Prerequisites: ch169 (Eigenvectors Intuition), ch170 (Eigenvalues Intuition), ch157 (Matrix Inverse), ch136 (Linear Independence) You will learn:
What it means to diagonalize a matrix
When diagonalization is possible (and when it fails)
How to use diagonalization to compute matrix powers efficiently
The connection between diagonalization and change of basis Environment: Python 3.x, numpy, matplotlib
1. Concept¶
A matrix A is diagonalizable if it can be written as:
A = V Λ V⁻¹Where:
V = matrix of eigenvectors (columns)
Λ = diagonal matrix of eigenvalues
V⁻¹ = inverse of the eigenvector matrix
This decomposition is powerful because diagonal matrices are trivial to work with: multiply, raise to powers, compute functions of.
When does it fail? A matrix is diagonalizable if and only if it has n linearly independent eigenvectors. A matrix that lacks this is called defective. Defective matrices require Jordan normal form — not covered here, but the concept is: some eigenvectors are “missing” and get replaced by generalized eigenvectors.
2. Intuition & Mental Models¶
Change of basis: Think of diagonalization as finding the “natural coordinate system” for the matrix. In the eigenvector basis, the matrix acts like a simple scaling — no mixing of coordinates.
V⁻¹: change from standard basis to eigenvector basis
Λ: apply the transformation (pure scaling in eigenvector coordinates)
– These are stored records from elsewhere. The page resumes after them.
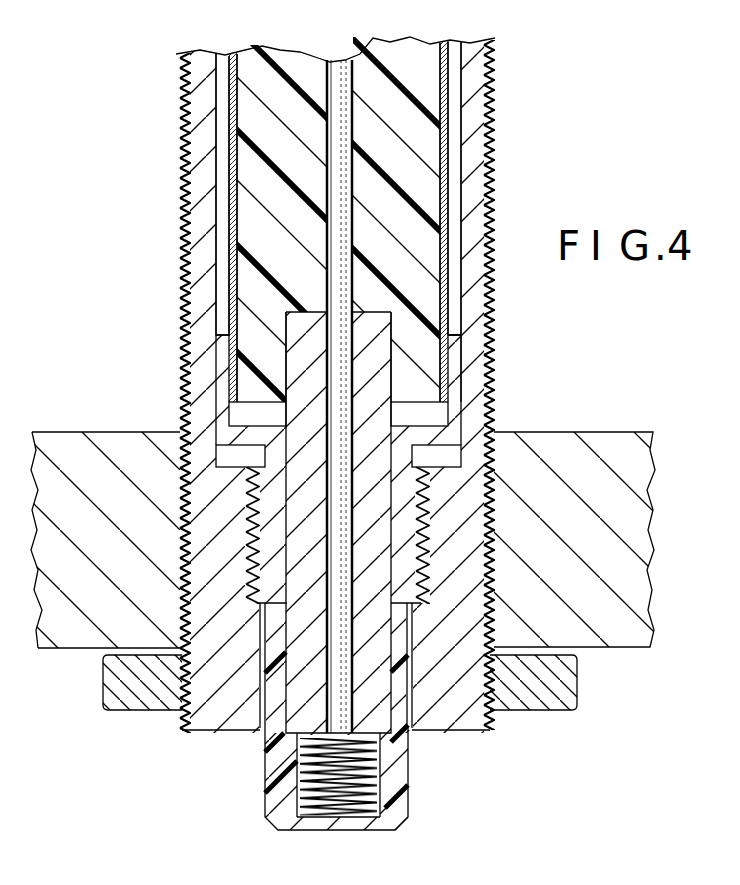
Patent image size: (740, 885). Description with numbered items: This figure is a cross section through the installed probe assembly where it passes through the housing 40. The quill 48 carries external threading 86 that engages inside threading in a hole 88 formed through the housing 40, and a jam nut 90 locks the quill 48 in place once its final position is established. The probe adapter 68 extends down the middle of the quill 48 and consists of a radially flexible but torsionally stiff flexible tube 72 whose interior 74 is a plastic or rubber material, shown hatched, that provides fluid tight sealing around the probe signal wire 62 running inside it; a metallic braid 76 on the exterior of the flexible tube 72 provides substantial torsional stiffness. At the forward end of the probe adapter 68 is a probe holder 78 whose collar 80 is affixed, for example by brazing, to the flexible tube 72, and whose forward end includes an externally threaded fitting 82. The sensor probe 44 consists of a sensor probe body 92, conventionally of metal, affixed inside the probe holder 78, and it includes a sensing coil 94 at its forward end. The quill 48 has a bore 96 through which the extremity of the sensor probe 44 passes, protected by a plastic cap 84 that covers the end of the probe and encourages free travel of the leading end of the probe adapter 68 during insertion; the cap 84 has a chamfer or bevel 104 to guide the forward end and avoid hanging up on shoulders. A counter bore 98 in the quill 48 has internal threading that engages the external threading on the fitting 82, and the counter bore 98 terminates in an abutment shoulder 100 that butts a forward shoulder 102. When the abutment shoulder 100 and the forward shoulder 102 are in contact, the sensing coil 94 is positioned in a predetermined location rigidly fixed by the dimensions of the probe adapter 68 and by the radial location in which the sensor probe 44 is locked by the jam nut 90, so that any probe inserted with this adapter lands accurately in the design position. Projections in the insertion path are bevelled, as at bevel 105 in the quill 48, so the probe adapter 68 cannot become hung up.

The housing 40 is at (612, 435).
The sensor probe 44 is at (352, 742).
The quill 48 is at (470, 145).
The probe signal wire 62 is at (339, 65).
The probe adapter 68 is at (373, 38).
The flexible tube 72 is at (218, 124).
The interior 74 is at (247, 282).
The metallic braid 76 is at (218, 193).
The probe holder 78 is at (417, 525).
The collar 80 is at (453, 377).
The fitting 82 is at (270, 539).
The plastic cap 84 is at (265, 792).
The external threading 86 is at (493, 215).
The hole 88 is at (180, 458).
The jam nut 90 is at (542, 700).
The sensor probe body 92 is at (262, 712).
The sensing coil 94 is at (308, 820).
The bore 96 is at (297, 700).
The counter bore 98 is at (262, 574).
The abutment shoulder 100 is at (246, 606).
The forward shoulder 102 is at (408, 603).
The chamfer or bevel 104 is at (407, 825).
The bevel 105 is at (218, 457).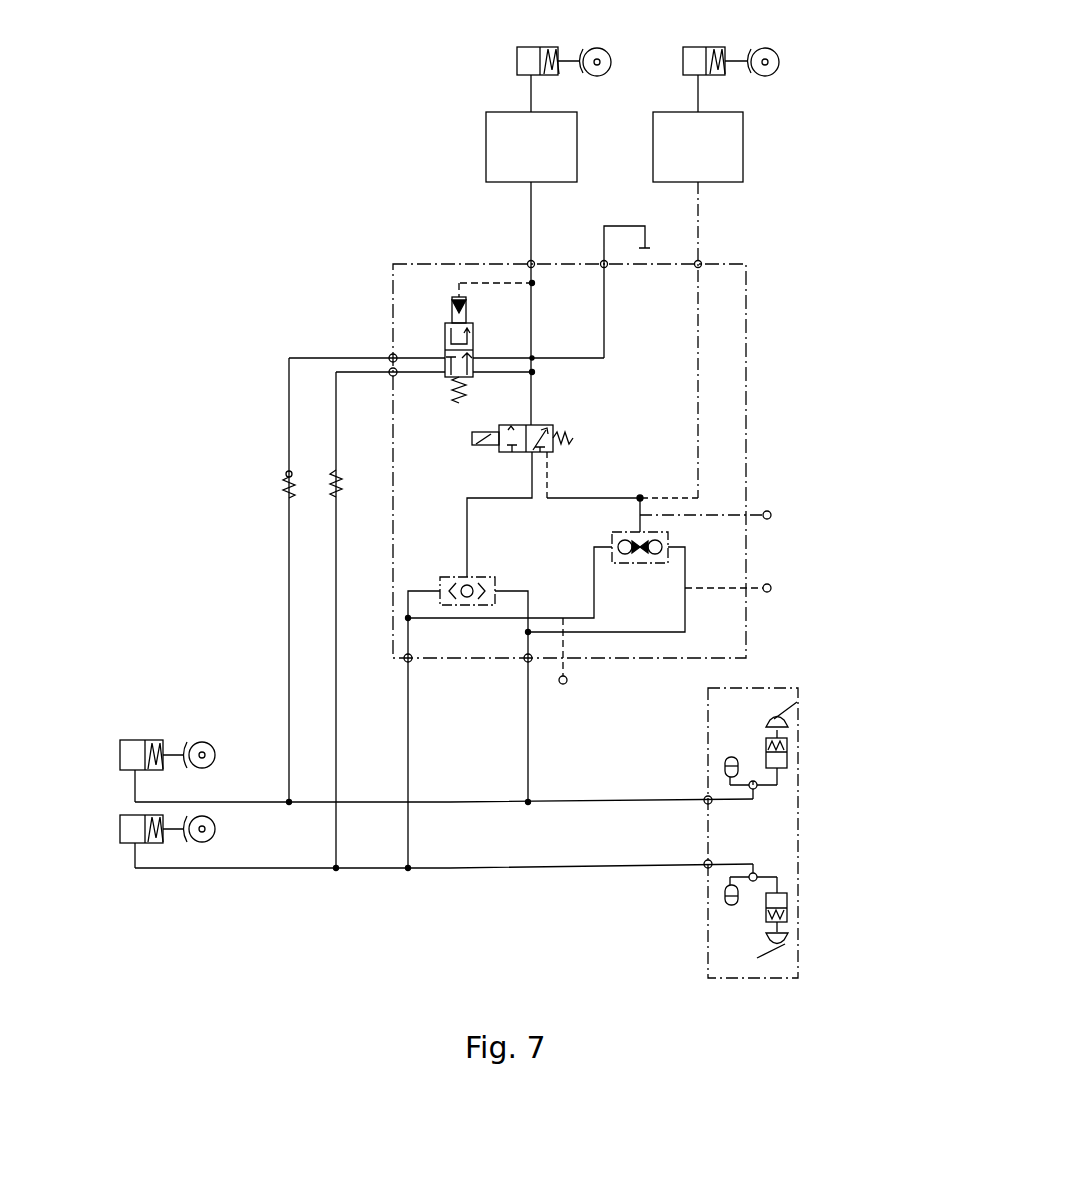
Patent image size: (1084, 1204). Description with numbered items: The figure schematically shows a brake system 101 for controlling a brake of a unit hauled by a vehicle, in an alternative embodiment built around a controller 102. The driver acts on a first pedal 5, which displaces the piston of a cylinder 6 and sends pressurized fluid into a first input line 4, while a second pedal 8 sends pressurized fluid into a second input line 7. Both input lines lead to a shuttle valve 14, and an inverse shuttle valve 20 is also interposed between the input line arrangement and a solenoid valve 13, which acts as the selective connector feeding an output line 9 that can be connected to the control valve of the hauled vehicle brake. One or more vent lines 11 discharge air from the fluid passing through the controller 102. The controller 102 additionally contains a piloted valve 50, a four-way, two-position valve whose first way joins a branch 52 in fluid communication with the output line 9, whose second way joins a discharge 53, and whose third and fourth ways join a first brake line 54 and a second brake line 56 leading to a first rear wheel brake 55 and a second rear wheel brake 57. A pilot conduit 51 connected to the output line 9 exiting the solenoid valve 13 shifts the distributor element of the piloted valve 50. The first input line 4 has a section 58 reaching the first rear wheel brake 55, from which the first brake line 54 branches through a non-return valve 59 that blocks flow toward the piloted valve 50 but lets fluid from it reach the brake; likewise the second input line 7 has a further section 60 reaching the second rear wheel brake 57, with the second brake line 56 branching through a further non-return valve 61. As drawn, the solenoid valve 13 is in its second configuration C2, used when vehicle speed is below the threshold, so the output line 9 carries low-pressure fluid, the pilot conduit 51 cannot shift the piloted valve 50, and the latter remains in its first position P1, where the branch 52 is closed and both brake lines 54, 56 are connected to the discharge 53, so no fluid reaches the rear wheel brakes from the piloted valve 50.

The brake system 101 is at (281, 92).
The controller 102 is at (752, 314).
The output line 9 is at (535, 222).
The discharge 53 is at (660, 250).
The pilot conduit 51 is at (482, 282).
The piloted valve 50 is at (445, 333).
The first position P1 is at (424, 340).
The branch 52 is at (494, 374).
The solenoid valve 13 is at (541, 424).
The second configuration C2 is at (515, 461).
The shuttle valve 14 is at (448, 576).
The inverse shuttle valve 20 is at (627, 533).
The vent lines 11 is at (772, 510).
The first brake line 54 is at (285, 437).
The non-return valve 59 is at (265, 494).
The further non-return valve 61 is at (314, 508).
The second brake line 56 is at (334, 655).
The first rear wheel brake 55 is at (134, 733).
The second rear wheel brake 57 is at (113, 860).
The first input line 4 is at (612, 802).
The second input line 7 is at (612, 868).
The section 58 is at (457, 803).
The further section 60 is at (291, 870).
The cylinder 6 is at (788, 760).
The first pedal 5 is at (785, 706).
The second pedal 8 is at (770, 960).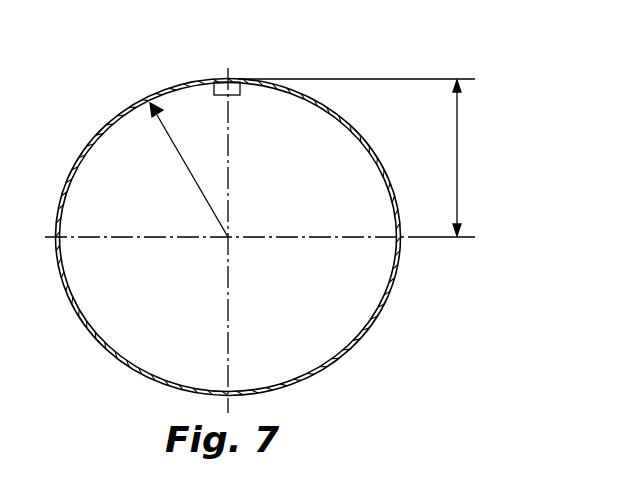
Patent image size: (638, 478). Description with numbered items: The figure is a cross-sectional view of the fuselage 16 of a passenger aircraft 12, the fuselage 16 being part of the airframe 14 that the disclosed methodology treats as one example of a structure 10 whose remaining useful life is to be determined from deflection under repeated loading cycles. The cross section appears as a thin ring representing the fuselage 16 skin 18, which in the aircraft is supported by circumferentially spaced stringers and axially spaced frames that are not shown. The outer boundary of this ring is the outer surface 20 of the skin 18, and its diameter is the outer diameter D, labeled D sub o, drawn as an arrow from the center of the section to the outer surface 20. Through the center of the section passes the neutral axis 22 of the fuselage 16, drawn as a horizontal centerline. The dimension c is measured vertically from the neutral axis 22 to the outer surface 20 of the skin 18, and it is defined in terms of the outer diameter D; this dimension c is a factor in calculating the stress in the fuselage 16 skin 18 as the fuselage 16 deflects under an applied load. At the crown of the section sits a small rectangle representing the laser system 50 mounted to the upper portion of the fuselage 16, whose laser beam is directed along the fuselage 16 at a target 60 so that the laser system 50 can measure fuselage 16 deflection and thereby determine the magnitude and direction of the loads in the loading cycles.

The structure 10 is at (388, 62).
The aircraft 12 is at (392, 55).
The airframe 14 is at (380, 315).
The fuselage 16 is at (75, 313).
The fuselage skin 18 is at (145, 378).
The outer surface 20 is at (252, 78).
The neutral axis 22 is at (343, 236).
The laser system 50 is at (238, 80).
The target 60 is at (206, 80).
The dimension c is at (458, 153).
The outer diameter D is at (177, 153).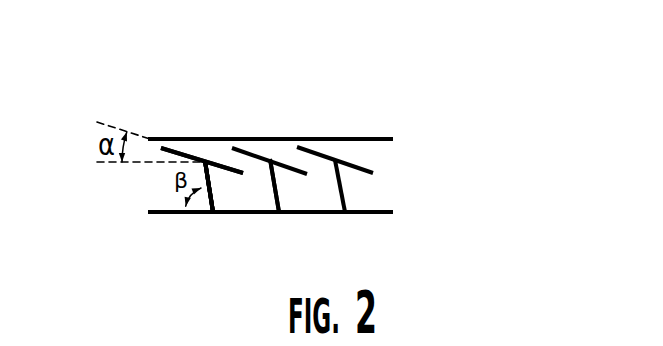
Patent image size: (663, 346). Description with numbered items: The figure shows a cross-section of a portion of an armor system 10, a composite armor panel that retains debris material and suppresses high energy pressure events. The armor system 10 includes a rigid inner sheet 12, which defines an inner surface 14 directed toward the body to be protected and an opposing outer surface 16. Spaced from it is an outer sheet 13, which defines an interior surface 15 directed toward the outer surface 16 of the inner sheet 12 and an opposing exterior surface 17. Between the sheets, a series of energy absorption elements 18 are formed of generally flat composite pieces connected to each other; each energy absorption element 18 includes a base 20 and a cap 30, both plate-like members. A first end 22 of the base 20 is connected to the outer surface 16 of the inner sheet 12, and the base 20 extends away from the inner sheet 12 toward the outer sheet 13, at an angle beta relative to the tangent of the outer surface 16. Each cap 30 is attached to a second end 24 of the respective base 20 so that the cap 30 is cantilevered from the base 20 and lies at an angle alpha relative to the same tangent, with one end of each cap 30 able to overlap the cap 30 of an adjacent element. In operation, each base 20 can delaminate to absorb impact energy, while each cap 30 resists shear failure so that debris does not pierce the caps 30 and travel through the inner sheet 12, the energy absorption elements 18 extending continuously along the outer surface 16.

The armor system 10 is at (520, 100).
The inner sheet 12 is at (403, 214).
The outer sheet 13 is at (402, 136).
The inner surface 14 is at (378, 213).
The interior surface 15 is at (378, 140).
The outer surface 16 is at (378, 212).
The exterior surface 17 is at (385, 138).
The energy absorption element 18 is at (234, 186).
The base 20 is at (220, 197).
The first end 22 is at (207, 213).
The second end 24 is at (205, 160).
The cap 30 is at (198, 154).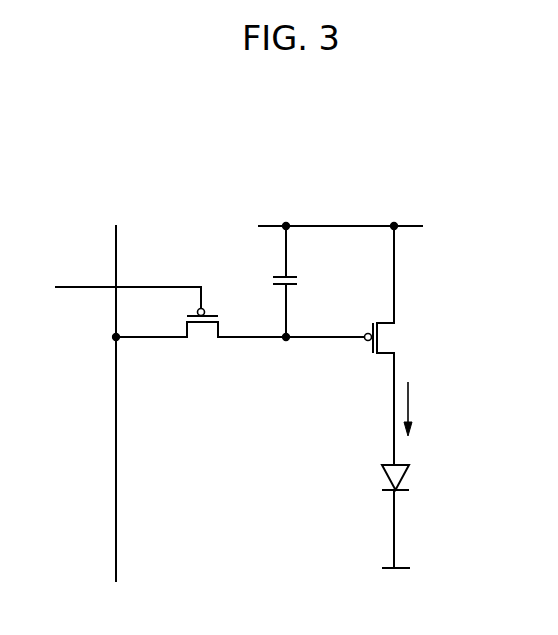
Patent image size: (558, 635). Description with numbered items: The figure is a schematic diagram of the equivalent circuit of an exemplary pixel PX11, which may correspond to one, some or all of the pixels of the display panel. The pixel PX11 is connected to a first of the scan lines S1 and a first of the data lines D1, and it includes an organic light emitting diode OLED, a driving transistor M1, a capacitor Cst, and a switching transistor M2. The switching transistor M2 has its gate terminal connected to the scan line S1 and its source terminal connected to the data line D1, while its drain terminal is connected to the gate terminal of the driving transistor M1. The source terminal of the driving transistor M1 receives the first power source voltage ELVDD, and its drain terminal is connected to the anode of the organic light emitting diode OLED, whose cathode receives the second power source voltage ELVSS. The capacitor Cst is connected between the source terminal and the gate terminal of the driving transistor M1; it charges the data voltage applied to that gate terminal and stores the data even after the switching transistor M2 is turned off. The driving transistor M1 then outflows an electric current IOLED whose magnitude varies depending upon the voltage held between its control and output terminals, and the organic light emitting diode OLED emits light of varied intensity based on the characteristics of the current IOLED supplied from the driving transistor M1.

V: change back to standard basis
Matrix powers: This is the killer application. A² = VΛV⁻¹·VΛV⁻¹ = VΛ²V⁻¹. The V and V⁻¹ cancel in the middle. So:
Aⁿ = V Λⁿ V⁻¹And Λⁿ just raises each diagonal entry to the nth power — trivially fast.
Computational: Think of V as a lens. V⁻¹ focuses the input, Λ performs simple scaling, V unfocuses the output. The matrix A is the composition — complex-looking in standard coordinates, trivial in eigenvector coordinates.
3. Visualization¶
# --- Visualization: Diagonalization as change of basis ---
import numpy as np
import matplotlib.pyplot as plt
plt.style.use('seaborn-v0_8-whitegrid')
A = np.array([[3.0, 1.0],
[0.5, 2.0]])
eigvals, V = np.linalg.eig(A)
# Sort by eigenvalue magnitude
idx = np.argsort(eigvals)[::-1]
eigvals = eigvals[idx]
V = V[:, idx]
Lambda = np.diag(eigvals)
V_inv = np.linalg.inv(V)
# Verify: A ≈ V @ Lambda @ V_inv
A_reconstructed = V @ Lambda @ V_inv
fig, axes = plt.subplots(1, 3, figsize=(15, 5))
# Show basis vectors in each coordinate system
for ax in axes:
ax.set_xlim(-4, 4)
ax.set_ylim(-4, 4)
ax.set_aspect('equal')
ax.axhline(0, color='gray', lw=0.5)
ax.axvline(0, color='gray', lw=0.5)
# Standard basis
e1, e2 = np.array([1,0]), np.array([0,1])
axes[0].annotate('', xy=e1, xytext=(0,0), arrowprops=dict(arrowstyle='->', color='steelblue', lw=2))
axes[0].annotate('', xy=e2, xytext=(0,0), arrowprops=dict(arrowstyle='->', color='tomato', lw=2))
axes[0].set_title('Standard basis\n(input space)')
# Eigenvector basis (V columns)
v1, v2 = V[:, 0].real, V[:, 1].real
axes[1].annotate('', xy=v1, xytext=(0,0), arrowprops=dict(arrowstyle='->', color='steelblue', lw=2))
axes[1].annotate('', xy=v2, xytext=(0,0), arrowprops=dict(arrowstyle='->', color='tomato', lw=2))
axes[1].text(v1[0]+.1, v1[1]+.1, f'v1 (λ={eigvals[0]:.2f})', fontsize=9)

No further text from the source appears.